Is what Ms Mhaka failed or neglected to disclose about her husband a material circumstance? If so, then she should have disclosed such association with him and his company as being part of her relevant experience. Did the non-disclosure by Ms Mhaka leave PTC with an incomplete picture of her as suitability for appointment? This incomplete picture must have led PTC to employ Ms Mhaka, a decision which, normally differs from that which PTC would have taken had the situation been fully understood by them. The non-disclosure, in casu, is a factor that contributed to the result in question, i.e. the employment of Ms Mhaka. Ms Mhaka designedly concealed her relationship with her husband and her husband’s ownership of Progress Trading Association. She was using a surname that is different from her husband and she was aware that it would be difficult, if not improbable that PTC would realise that one of her referees was, in fact, her husband. Having regards to all these circumstances there can be no doubt that it was Ms Mhaka’s duty to disclose her close relationship to one of her referees and her erstwhile employer. The former gave her candidacy substantial mileage whereas the latter gave her the required qualification for shortlisting. She concealed the existence of this close relationship and did so craftily. PTC was deceived by this silence. Ms Mhaka’s deliberate silence or non-disclosure constitutes a fraud and as such the facts establish a case of fraudulent non-disclosure – Knight v Trollip 1948 (3) SA 1009 (N) and Glaston House (Pty) Ltd v Inag (Pty) Ltd 1977 (2) SA 846 (A) at 869G-H.

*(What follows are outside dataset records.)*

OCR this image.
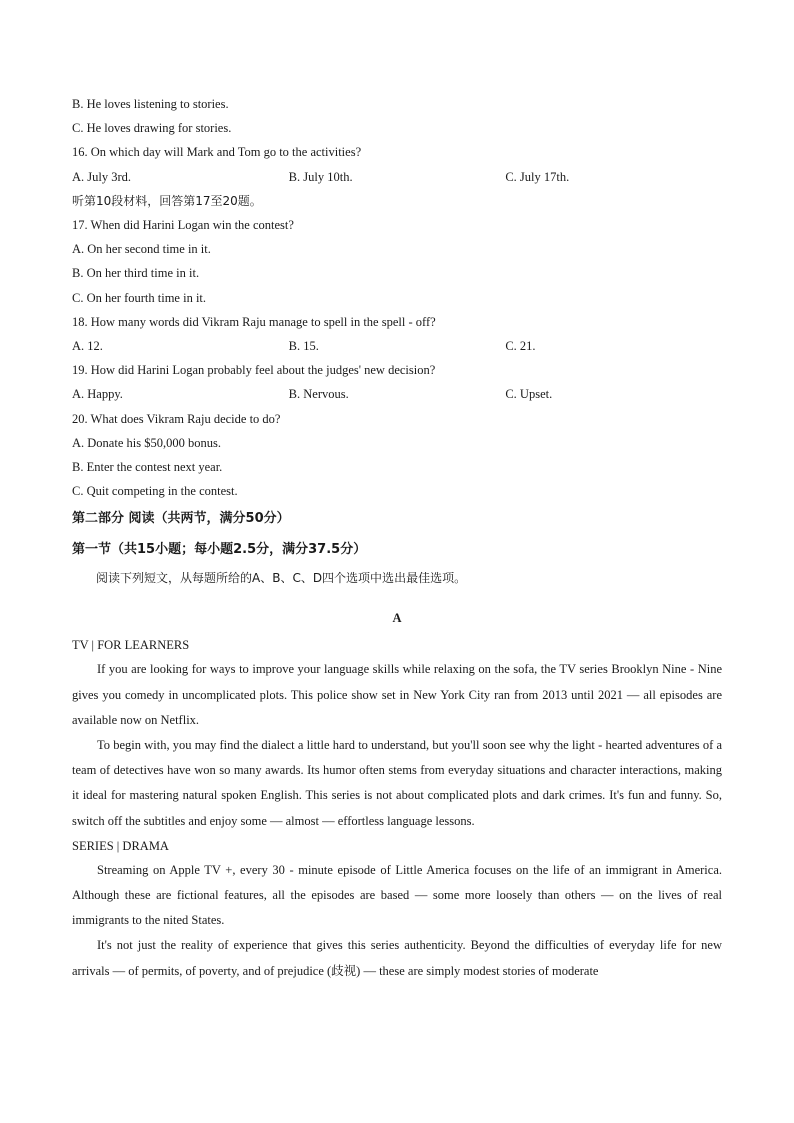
B. He loves listening to stories.
C. He loves drawing for stories.
16. On which day will Mark and Tom go to the activities?
A. July 3rd.	B. July 10th.	C. July 17th.
听第10段材料，回答第17至20题。
17. When did Harini Logan win the contest?
A. On her second time in it.
B. On her third time in it.
C. On her fourth time in it.
18. How many words did Vikram Raju manage to spell in the spell - off?
A. 12.	B. 15.	C. 21.
19. How did Harini Logan probably feel about the judges' new decision?
A. Happy.	B. Nervous.	C. Upset.
20. What does Vikram Raju decide to do?
A. Donate his $50,000 bonus.
B. Enter the contest next year.
C. Quit competing in the contest.
第二部分 阅读（共两节，满分50分）
第一节（共15小题；每小题2.5分，满分37.5分）
阅读下列短文，从每题所给的A、B、C、D四个选项中选出最佳选项。
A
TV | FOR LEARNERS

If you are looking for ways to improve your language skills while relaxing on the sofa, the TV series Brooklyn Nine - Nine gives you comedy in uncomplicated plots. This police show set in New York City ran from 2013 until 2021 — all episodes are available now on Netflix.

To begin with, you may find the dialect a little hard to understand, but you'll soon see why the light - hearted adventures of a team of detectives have won so many awards. Its humor often stems from everyday situations and character interactions, making it ideal for mastering natural spoken English. This series is not about complicated plots and dark crimes. It's fun and funny. So, switch off the subtitles and enjoy some — almost — effortless language lessons.

SERIES | DRAMA

Streaming on Apple TV +, every 30 - minute episode of Little America focuses on the life of an immigrant in America. Although these are fictional features, all the episodes are based — some more loosely than others — on the lives of real immigrants to the nited States.

It's not just the reality of experience that gives this series authenticity. Beyond the difficulties of everyday life for new arrivals — of permits, of poverty, and of prejudice (歧视) — these are simply modest stories of moderate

From the foregoing it is clear that the evidence establish both fraudulent misrepresentation and fraudulent non-disclosure. Individually or cumulatively PTC is entitled to rescind the contract entered into between it and Ms Mhaka on 1 May 2000 as both the fraudulent misrepresentation and non-disclosure were material.

By its very nature, rescission entails restitutio in integrum Harper v Webster 1956 (2) SA 495 (FSC) at 499-502; Feinstein v Niggli and Anor 1981 (2) SA 684 (A) at 689 and Uni-Erections v Continental Engineering Co Ltd 1981 (1) SA 240 (W) at 246-7.

Advocate Nherere, rightly conceded that this case is exception to this general rule. PTC abandoned the claim for restitution. This concession is well placed because Ms Mhaka performed well on her job. She passed her six months probation period. Her immediate supervisor, Ms Gladys Mutyavaviri, was impressed about her performance. Restitution does not have to be an integral part of rescission, rather, it is a consequence that must necessarily follow from it. In this case it should not follow. It would be unfair for PTC to recover the amounts paid to Ms Mhaka as salary and benefits, yet it also received quality service from her. Ms Mhaka’s misdemeanours were not discovered on account of poor performance. She was a victim of whistle-blowing by disgruntled colleagues.


In the circumstances it is ordered:


1. That the contract of employment between the applicant and the respondent be and is hereby declared null and void.


2. That the respondent be and is hereby ordered to retain all salary and benefits received from the applicant in terms of the nullified contract.


3. That the respondent be and is hereby ordered to pay costs of suit.










Coghlan, Welsh & Guest, applicant’s legal practitioners.

Muzangaza & Partners, respondent’s legal practitioners.